Słowa Olliego były piękne,
spodobałyby się każdej kobiecie i każda w momencie oddałaby mu swoje serce.
Wiedziała, że to co powiedział przed chwilą było prawdą. Odczuwała satysfakcję
z tych słów i z tego, że właśnie takie uczucia w nim rozbudziła.
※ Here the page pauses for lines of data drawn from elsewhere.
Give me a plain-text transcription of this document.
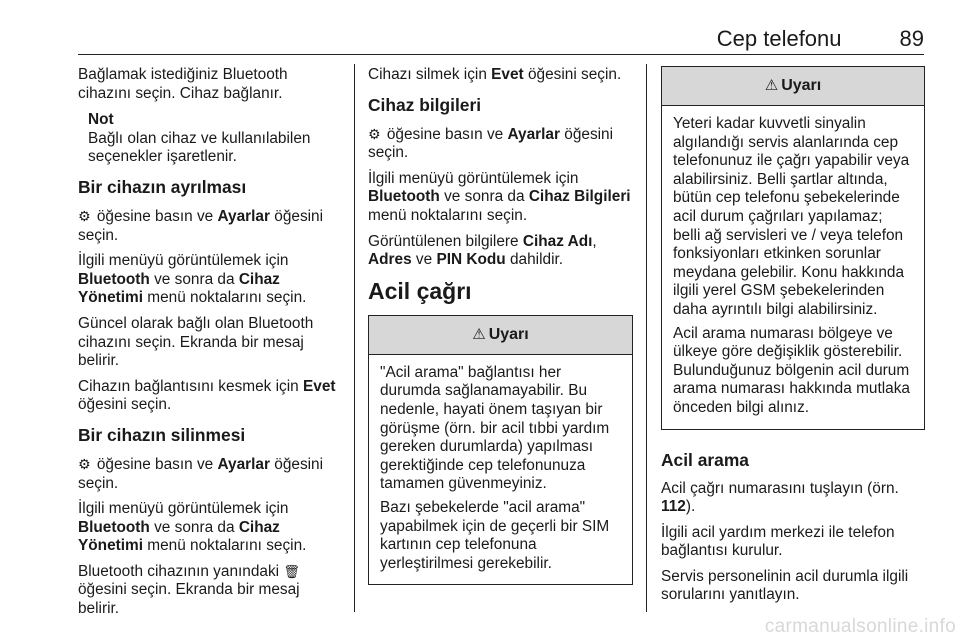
Cep telefonu	89

Bağlamak istediğiniz Bluetooth cihazını seçin. Cihaz bağlanır.

Not
Bağlı olan cihaz ve kullanılabilen seçenekler işaretlenir.
Bir cihazın ayrılması

⚙ öğesine basın ve Ayarlar öğesini seçin.

İlgili menüyü görüntülemek için Bluetooth ve sonra da Cihaz Yönetimi menü noktalarını seçin.

Güncel olarak bağlı olan Bluetooth cihazını seçin. Ekranda bir mesaj belirir.

Cihazın bağlantısını kesmek için Evet öğesini seçin.

Bir cihazın silinmesi

⚙ öğesine basın ve Ayarlar öğesini seçin.

İlgili menüyü görüntülemek için Bluetooth ve sonra da Cihaz Yönetimi menü noktalarını seçin.

Bluetooth cihazının yanındaki 🗑 öğesini seçin. Ekranda bir mesaj belirir.

Cihazı silmek için Evet öğesini seçin.

Cihaz bilgileri

⚙ öğesine basın ve Ayarlar öğesini seçin.

İlgili menüyü görüntülemek için Bluetooth ve sonra da Cihaz Bilgileri menü noktalarını seçin.

Görüntülenen bilgilere Cihaz Adı, Adres ve PIN Kodu dahildir.

Acil çağrı
⚠ Uyarı

"Acil arama" bağlantısı her durumda sağlanamayabilir. Bu nedenle, hayati önem taşıyan bir görüşme (örn. bir acil tıbbi yardım gereken durumlarda) yapılması gerektiğinde cep telefonunuza tamamen güvenmeyiniz.

Bazı şebekelerde "acil arama" yapabilmek için de geçerli bir SIM kartının cep telefonuna yerleştirilmesi gerekebilir.

⚠ Uyarı

Yeteri kadar kuvvetli sinyalin algılandığı servis alanlarında cep telefonunuz ile çağrı yapabilir veya alabilirsiniz. Belli şartlar altında, bütün cep telefonu şebekelerinde acil durum çağrıları yapılamaz; belli ağ servisleri ve / veya telefon fonksiyonları etkinken sorunlar meydana gelebilir. Konu hakkında ilgili yerel GSM şebekelerinden daha ayrıntılı bilgi alabilirsiniz.

Acil arama numarası bölgeye ve ülkeye göre değişiklik gösterebilir. Bulunduğunuz bölgenin acil durum arama numarası hakkında mutlaka önceden bilgi alınız.

Acil arama

Acil çağrı numarasını tuşlayın (örn. 112).

İlgili acil yardım merkezi ile telefon bağlantısı kurulur.

Servis personelinin acil durumla ilgili sorularını yanıtlayın.

carmanualsonline.info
Jeszcze
większą satysfakcję odczuła, gdy ujrzała jak Silje wychodzi na zewnątrz.
Pokonana.
Ale przecież to nie Silje
Lehtinen miała być dzisiaj pokonana.
Spojrzała na oczekującego Harriego.
To będzie przyjemność pomyślała, uśmiechając się przebiegle zaczerpnęła
powietrza, które miało dodać jej słowom większą siłę.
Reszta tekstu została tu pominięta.